Lightness constancy is the remarkable ability of the human visual system to maintain a stable percept of surface reflectance across a wide range of lighting conditions. Reflectance is the proportion of incident light reflected by a surface, as measured in photometric units, and lightness is perceived reflectance. The interactions between lighting, material properties, and 3-D shape during image formation mean that recovering surface reflectance from image luminance is an underdetermined problem: Under different lighting conditions, surface patches with the same reflectance can yield different luminances in the retinal image, and surface patches with different reflectances can yield the same luminance. How the human visual system achieves lightness constancy remains poorly understood, and research on this problem is a fundamental topic in vision science.
Different theories of lightness perception identify different image features as playing important roles in estimating lightness. Anchoring theory (Gilchrist et al.,
1999) states that the image patch with the highest luminance is a crucial reference point, and that other image regions are assigned lightness values relative to this region. Center–surround models (Heinemann & Chase,
1995; Shapiro & Lu,
2011) emphasize the role of the immediate surround of the region whose lightness is being judged. The oriented difference-of-Gaussians (ODOG; Blakeslee & McCourt,
1999) model, and its extensions LODOG and FLODOG (Robinson, Hammon, & de Sa,
2007), rely on oriented receptive fields at multiple scales. Adelson (
1993) emphasizes the importance of perceptual segmentation, highlighting X-junctions as a possible cue to lighting boundaries (Beck, Prazdny, & Ivry,
1984).
Most experiments on lightness perception have examined human observers' lightness matches in scenes that were carefully designed so that different models predicted different lightness percepts. Here we take the novel approach of measuring classification images to evaluate models of lightness perception (Ahumada,
2002; Murray,
2011; Volterra,
1930). Classification images measure the influence that local stimulus regions have on an observer's responses in a perceptual task, and so they provide information about what image features guide perceptual judgments. They are a psychophysical version of methods that are called
reverse correlation or
spike-triggered averaging in the neurophysiological literature (Ringach & Shapley,
2004). While most often used to study spatial vision, classification images provide a flexible experimental tool for identifying important features in a variety of domains, such as the perception of illusory contours (Gold, Murray, Bennett, & Sekuler,
2000), facial expressions (Kontsevich & Tyler,
2004), and translucency (Nagai et al.,
2013). Different theories of lightness perception identify different image features as being crucial to computing lightness percepts, so classification images should provide a powerful way of testing these theories. In the domain of brightness perception, classification images have been used to examine simultaneous contrast effects (Shimozaki, Eckstein, & Abbey,
2005). Here we use classification images to examine more complex stimuli where lightness percepts may depend on scene structures such as lighting boundaries.
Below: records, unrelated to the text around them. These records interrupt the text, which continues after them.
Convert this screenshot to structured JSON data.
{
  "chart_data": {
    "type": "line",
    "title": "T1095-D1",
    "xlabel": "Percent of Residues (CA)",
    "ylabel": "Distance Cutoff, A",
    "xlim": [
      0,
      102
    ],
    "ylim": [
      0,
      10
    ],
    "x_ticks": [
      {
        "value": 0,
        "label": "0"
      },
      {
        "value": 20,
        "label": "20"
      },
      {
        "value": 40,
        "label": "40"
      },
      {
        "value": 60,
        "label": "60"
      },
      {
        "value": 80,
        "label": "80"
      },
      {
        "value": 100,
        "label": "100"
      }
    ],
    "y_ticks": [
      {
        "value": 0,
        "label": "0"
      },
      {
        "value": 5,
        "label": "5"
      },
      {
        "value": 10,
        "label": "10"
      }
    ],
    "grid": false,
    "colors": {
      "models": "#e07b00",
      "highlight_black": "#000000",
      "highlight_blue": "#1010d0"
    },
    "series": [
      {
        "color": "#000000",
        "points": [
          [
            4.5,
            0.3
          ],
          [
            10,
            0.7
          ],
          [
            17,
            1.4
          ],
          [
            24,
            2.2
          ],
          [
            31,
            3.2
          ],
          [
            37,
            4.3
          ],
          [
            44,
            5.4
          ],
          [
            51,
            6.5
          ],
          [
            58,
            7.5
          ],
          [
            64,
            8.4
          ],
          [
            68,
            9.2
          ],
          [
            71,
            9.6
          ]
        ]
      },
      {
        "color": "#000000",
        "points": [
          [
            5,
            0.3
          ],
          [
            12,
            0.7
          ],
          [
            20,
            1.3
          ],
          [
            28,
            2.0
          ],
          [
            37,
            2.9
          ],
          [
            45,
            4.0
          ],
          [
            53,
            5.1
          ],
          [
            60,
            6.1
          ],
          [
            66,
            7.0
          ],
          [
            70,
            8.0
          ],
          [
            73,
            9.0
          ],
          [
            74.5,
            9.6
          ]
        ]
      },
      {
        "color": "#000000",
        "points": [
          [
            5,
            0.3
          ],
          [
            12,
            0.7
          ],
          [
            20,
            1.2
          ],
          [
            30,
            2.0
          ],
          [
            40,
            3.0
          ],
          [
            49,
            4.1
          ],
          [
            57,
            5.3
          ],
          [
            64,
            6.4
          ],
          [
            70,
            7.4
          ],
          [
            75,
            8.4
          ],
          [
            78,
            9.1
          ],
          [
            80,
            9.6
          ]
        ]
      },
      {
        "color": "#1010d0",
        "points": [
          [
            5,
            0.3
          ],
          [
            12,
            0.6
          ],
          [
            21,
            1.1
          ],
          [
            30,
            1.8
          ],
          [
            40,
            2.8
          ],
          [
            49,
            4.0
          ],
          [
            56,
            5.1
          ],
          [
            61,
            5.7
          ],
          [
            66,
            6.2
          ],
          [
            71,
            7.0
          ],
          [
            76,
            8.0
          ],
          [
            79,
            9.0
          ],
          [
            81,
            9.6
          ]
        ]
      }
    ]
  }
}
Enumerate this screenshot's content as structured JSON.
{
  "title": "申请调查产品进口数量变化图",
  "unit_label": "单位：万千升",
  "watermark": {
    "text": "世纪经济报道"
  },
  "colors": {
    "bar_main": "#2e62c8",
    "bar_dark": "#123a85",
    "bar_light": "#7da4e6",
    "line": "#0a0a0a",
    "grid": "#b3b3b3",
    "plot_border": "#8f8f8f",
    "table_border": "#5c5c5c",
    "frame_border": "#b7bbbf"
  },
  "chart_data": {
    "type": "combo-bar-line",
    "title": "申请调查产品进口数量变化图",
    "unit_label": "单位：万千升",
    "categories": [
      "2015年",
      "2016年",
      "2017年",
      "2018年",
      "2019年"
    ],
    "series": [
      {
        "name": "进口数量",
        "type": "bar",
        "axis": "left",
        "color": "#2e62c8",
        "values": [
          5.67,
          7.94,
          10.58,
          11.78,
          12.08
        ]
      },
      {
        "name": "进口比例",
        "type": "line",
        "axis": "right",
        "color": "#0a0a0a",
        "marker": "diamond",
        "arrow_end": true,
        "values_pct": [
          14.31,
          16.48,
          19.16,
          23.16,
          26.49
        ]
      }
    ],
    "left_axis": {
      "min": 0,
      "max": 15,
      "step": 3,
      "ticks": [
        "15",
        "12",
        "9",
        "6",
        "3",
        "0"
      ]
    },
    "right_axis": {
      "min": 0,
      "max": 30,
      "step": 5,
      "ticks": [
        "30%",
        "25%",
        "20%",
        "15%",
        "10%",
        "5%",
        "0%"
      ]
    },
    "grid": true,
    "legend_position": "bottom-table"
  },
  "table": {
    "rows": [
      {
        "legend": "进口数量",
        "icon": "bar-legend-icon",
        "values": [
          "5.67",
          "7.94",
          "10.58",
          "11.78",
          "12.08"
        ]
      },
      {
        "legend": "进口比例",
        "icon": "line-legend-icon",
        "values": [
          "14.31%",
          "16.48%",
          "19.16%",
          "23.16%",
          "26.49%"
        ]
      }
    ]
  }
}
We use the argyle illusion (Adelson,
1993;
Figure 1A) as a test case for evaluating models of lightness perception. In this illusion, one region (
Figure 1A, diamond A) appears lighter than another (diamond B) even though they are of the same physical luminance. We chose the argyle illusion as our “fruit fly” because it is one of the strongest known lightness illusions, and one which has consistently resisted explanations by low-level models (e.g., Blakeslee & McCourt,
2012). Therefore, it poses a difficult and interesting problem for modeling visual perception, and understanding it may reveal general principles of lightness constancy.
Adelson (
1993) explains the argyle illusion in terms of zones of uniform lighting—or, in the terminology of Gilchrist et al. (
1999),
lighting frameworks. In
Figure 1A, diamond A appears to belong to a dimmer lighting framework than B, yet it has the same luminance; Adelson suggests that, from this, the visual system infers that A has a higher reflectance than B. Adelson further suggests that lighting frameworks in the argyle illusion are determined by nonreversing X-junctions at the boundaries between light and dark columns, which create a percept of dark, vertical shadows or semitransparent filters (Beck et al.,
1984). Indeed, if the X-junctions are destroyed by splitting apart the columns (
Figure 1B, the
broken argyle), observers report a much smaller lightness difference between diamonds A and B.
In the present study, we investigate how human observers perceive and process the argyle illusion, and we compare human behavior to four computational models. We compare the strength of the argyle illusion for human and model observers, and we also compare the critical image features for human and model observers, using classification images to determine what image features influence observers' lightness judgments most strongly. Our results show that human observers' lightness judgments depend strongly on the luminances in the immediate neighborhood of the test patches being judged, in a way that tracks the boundaries of local lighting frameworks. Interestingly, none of the models that we tested are able to both replicate the argyle illusion and produce classification images that are even qualitatively similar to those from human observers. These findings show that making progress with computational models of lightness perception will require a better understanding of how lighting frameworks are established and of how the luminance of elements within lighting frameworks contributes to lightness percepts.